A description/proof of that for locally compact Hausdorff topological space, in neighborhood around point, there is open neighborhood whose closure is compact and contained in neighborhood
Topics
About: topological space
The table of contents of this article
Starting Context
- The reader knows a definition of locally compact topological space.
- The reader knows a definition of Hausdorff topological space.
- The reader knows a definition of neighborhood of point.
- The reader knows a definition of compact subset of topological space.
- The reader knows a definition of subspace topology.
- The reader admits the proposition that for any locally compact Hausdorff topological space, in any neighborhood around any point, there is a compact neighborhood of the point.
- The reader admits the proposition that any compact subset of any Hausdorff topological space is closed.
- The reader admits the proposition that any subset on any topological subspace is closed if and only if there is a closed set on the base space whose intersection with the subspace is the subset.
- The reader admits the proposition that the compactness of any topological subset as a subset equals the compactness as a subspace.
- The reader admits the proposition that any closed subset of any compact topological space is compact.
- The reader admits the proposition that for any topological space, any compact subset of any subspace is compact on the base space.
Target Context
- The reader will have a description and a proof of the proposition that for any locally compact Hausdorff topological space, in any neighborhood around any point, there is an open neighborhood of the point whose (the open neighborhood's) closure is compact and contained in the former neighborhood.
Orientation
There is a list of definitions discussed so far in this site.

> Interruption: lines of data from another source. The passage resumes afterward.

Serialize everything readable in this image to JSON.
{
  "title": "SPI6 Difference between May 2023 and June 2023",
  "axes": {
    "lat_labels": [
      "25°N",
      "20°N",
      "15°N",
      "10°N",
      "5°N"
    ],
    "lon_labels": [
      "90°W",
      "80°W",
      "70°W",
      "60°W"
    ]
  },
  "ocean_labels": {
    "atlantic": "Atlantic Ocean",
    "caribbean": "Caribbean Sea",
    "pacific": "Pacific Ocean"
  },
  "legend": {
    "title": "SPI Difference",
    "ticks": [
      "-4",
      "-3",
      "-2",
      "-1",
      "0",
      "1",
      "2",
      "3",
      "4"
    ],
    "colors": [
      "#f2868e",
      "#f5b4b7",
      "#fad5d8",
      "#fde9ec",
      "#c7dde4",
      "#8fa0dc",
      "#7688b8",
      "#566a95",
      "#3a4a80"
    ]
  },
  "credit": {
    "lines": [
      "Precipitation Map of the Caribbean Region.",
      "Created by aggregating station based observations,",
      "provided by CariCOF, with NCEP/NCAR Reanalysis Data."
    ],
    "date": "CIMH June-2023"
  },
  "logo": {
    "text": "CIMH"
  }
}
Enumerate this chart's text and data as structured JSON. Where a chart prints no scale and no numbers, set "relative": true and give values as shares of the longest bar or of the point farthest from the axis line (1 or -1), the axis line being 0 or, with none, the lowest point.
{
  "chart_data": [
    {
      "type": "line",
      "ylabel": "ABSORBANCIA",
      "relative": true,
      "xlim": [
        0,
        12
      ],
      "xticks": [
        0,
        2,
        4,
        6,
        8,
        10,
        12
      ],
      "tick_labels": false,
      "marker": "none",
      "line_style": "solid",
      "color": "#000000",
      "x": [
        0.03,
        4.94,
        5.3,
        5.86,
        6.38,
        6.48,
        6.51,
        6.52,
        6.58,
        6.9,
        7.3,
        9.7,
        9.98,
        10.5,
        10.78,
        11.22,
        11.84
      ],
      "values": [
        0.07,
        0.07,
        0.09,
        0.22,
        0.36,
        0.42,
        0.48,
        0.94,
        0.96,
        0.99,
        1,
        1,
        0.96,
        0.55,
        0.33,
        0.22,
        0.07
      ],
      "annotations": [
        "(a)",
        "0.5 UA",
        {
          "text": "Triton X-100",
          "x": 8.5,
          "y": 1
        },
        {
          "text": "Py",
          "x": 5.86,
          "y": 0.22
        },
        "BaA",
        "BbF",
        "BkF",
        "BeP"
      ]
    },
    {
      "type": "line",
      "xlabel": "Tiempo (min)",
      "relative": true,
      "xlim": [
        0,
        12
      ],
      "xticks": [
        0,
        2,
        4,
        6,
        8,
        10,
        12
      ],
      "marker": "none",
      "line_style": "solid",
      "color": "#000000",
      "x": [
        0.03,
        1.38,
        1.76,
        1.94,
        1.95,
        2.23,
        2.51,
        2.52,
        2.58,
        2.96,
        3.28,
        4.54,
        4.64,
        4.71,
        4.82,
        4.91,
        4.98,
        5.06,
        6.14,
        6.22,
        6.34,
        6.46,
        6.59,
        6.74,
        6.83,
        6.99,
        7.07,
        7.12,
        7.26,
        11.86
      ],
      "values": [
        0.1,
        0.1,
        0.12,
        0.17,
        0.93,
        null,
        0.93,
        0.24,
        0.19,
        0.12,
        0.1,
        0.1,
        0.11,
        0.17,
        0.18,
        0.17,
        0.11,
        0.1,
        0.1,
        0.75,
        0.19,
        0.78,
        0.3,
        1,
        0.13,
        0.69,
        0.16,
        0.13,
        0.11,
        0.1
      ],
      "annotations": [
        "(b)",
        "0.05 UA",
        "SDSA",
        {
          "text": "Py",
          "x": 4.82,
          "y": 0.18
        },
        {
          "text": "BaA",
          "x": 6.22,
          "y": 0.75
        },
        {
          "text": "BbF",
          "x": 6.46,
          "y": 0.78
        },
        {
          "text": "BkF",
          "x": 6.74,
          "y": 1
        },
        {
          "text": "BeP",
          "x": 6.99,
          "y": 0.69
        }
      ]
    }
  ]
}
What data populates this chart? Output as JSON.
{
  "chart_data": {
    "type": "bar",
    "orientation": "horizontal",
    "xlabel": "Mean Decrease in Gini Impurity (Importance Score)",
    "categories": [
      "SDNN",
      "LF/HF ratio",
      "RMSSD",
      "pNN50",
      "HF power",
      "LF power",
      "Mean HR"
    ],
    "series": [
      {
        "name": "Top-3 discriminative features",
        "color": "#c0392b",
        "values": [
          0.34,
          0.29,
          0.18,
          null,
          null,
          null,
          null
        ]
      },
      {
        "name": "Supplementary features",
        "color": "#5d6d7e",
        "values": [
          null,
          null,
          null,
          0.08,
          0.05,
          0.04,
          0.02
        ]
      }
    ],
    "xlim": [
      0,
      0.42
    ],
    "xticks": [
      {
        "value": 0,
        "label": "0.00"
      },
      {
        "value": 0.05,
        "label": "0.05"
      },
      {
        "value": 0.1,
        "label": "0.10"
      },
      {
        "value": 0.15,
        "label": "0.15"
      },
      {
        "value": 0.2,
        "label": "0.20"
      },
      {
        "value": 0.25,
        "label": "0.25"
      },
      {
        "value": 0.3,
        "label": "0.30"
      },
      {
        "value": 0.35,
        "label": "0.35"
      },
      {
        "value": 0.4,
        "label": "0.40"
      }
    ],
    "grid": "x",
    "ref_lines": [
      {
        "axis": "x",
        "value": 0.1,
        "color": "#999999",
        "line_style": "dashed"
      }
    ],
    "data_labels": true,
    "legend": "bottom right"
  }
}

There is a list of propositions discussed so far in this site.
Main Body
1: Description
For any locally compact Hausdorff topological space, \(T\), any point, \(p \in T\), and any neighborhood, \(N_p \subseteq T\), of \(p\), there is an open neighborhood, \(U_p \subseteq T\), of \(p\) such that the closure, \(\overline{U_p}\), is compact on \(T\) and is contained in \(N_p\), which is \(U_p \subseteq \overline{U_p} \subseteq N_p\).
2: Proof
There is a compact neighborhood, \(C_p \subseteq T\), contained in \(N_p\), which is \(C_p \subseteq N_p\), by the proposition that for any locally compact Hausdorff topological space, in any neighborhood around any point, there is a compact neighborhood of the point. \(C_p\) is closed on \(T\), by the proposition that any compact subset of any Hausdorff topological space is closed.
There is an open neighborhood, \(U_p \subseteq T\), contained in \(C_p\), which is \(U_p \subseteq C_p\). \(\overline{U_p} \subseteq C_p \subseteq N_p\) because \(\overline{U_p}\) is the smallest closed set that contains \(U_p\) while \(C_p\) is such a closed set. \(\overline{U_p}\) is closed on \(C_p\) by the proposition that any subset on any topological subspace is closed if and only if there is a closed set on the base space whose intersection with the subspace is the subset. \(C_p\) is a compact topological space, by the proposition that the compactness of any topological subset as a subset equals the compactness as a subspace. \(\overline{U_p}\) is compact on \(C_p\), by the proposition that any closed subset of any compact topological space is compact. \(\overline{U_p}\) is compact on \(T\), by the proposition that for any topological space, any compact subset of any subspace is compact on the base space.